Joe Hockey and Penny Wong on Marriage Equality in Australia




This clip of a question about gay marriage at the end of a televised Australian political debate has been making the facebook rounds in the past few days.  Many responses commend Penny Wong’s dignified answer to Joe Hockey: “I know what my family is worth.”

And that is a great response.  But I think Hockey’s part is the most fascinating aspect of the exchange.

Kudos to the audience questioner, who cuts to the heart of the issue: “…on Friday you said you wouldn’t vote for marriage equality, because you really believe children deserve a mother and a father,” he addresses Hockey. “So I’m wondering if you could tell us, and Senator Wong, why you think you and Melissa make better parents than her and Sophie.”

The question leads Hockey straight into incoherence: “I don’t believe we’re better parents, necessarily, because we’re male and female,” he says before arguing that straight couples are necessarily better than gay parents.

Exact quote: “I think in this life, we’ve got to aspire to give our children what I believe to be the very best circumstances, and that’s to have a mother and a father.  I’m not saying that gay parents are any lesser parents, but I’m being asked to legislate in favor of something that I don’t believe to be the best outcome for a child.”

He contradicts himself literally sentence by sentence.  But what's interesting is that he needs to contradict himself: he knows that he and Melissa are no better at parenting than Penny and Sophie.

This is exactly the sort of cognitive dissonance that President Obama described overcoming as part of his recent change of mind regarding gay marriage.  He could no longer reconcile his abstractions about the "ideal" family with the reality of the gay families he knows.  And this is why the greatest indicator that a person will support gay marriage is having a gay family member or close friend.  Faced with the lived realities of actual human beings, empty abstractions fall away.
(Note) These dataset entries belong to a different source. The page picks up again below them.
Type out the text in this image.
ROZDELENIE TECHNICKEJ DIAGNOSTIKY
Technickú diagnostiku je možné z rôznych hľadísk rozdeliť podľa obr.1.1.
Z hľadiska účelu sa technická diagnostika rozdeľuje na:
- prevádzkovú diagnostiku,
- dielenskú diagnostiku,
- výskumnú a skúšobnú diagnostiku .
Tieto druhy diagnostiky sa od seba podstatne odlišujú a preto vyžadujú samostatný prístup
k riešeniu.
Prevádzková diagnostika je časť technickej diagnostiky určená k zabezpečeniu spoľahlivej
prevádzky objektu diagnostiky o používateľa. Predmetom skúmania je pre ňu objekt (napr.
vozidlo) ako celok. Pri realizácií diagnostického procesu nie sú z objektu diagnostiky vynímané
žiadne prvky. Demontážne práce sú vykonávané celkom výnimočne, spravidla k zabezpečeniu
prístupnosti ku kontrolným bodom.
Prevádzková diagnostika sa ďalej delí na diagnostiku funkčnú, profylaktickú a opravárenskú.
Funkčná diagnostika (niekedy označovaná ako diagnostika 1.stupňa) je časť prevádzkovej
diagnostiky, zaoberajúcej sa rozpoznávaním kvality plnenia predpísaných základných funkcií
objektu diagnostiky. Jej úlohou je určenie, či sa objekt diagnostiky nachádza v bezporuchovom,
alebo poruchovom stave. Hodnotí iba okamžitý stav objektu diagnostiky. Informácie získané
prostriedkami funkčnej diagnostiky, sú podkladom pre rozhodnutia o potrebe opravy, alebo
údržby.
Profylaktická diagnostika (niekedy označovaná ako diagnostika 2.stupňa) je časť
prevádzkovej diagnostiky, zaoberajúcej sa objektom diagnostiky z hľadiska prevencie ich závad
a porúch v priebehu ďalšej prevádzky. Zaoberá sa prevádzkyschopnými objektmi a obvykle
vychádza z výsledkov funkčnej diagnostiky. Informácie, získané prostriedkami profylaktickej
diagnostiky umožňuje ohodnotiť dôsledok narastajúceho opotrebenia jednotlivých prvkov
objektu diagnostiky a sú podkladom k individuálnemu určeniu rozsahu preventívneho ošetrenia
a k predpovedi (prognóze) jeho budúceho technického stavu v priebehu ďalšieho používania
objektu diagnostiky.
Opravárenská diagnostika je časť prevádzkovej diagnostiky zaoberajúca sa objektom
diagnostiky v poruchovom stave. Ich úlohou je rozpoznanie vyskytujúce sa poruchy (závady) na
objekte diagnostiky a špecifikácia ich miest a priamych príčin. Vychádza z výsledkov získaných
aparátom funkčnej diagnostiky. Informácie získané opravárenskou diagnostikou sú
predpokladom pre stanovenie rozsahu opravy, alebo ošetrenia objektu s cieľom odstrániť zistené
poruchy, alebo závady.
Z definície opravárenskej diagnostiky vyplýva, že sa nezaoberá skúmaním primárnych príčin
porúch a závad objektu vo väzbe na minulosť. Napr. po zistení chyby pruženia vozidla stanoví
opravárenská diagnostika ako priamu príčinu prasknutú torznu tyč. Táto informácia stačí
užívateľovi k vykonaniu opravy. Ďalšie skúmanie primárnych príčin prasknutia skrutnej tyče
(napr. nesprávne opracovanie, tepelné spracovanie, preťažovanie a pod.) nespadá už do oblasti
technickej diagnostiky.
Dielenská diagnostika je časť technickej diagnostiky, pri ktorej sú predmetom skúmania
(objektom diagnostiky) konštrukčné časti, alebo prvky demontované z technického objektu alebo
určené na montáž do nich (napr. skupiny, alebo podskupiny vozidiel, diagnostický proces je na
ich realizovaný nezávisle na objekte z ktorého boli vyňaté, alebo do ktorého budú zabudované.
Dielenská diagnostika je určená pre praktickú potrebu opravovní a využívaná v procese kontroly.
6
Of course, I have met people who have no problem proclaiming themselves better parents than any gay couple, simply by virtue of being half of a straight marriage.  And I know people who cheerfully write that gay families are "playing house," and who accuse gay parents of using their children to prove a political point.  But those are shameful views, and I think bringing them to light is all we need to do to combat them.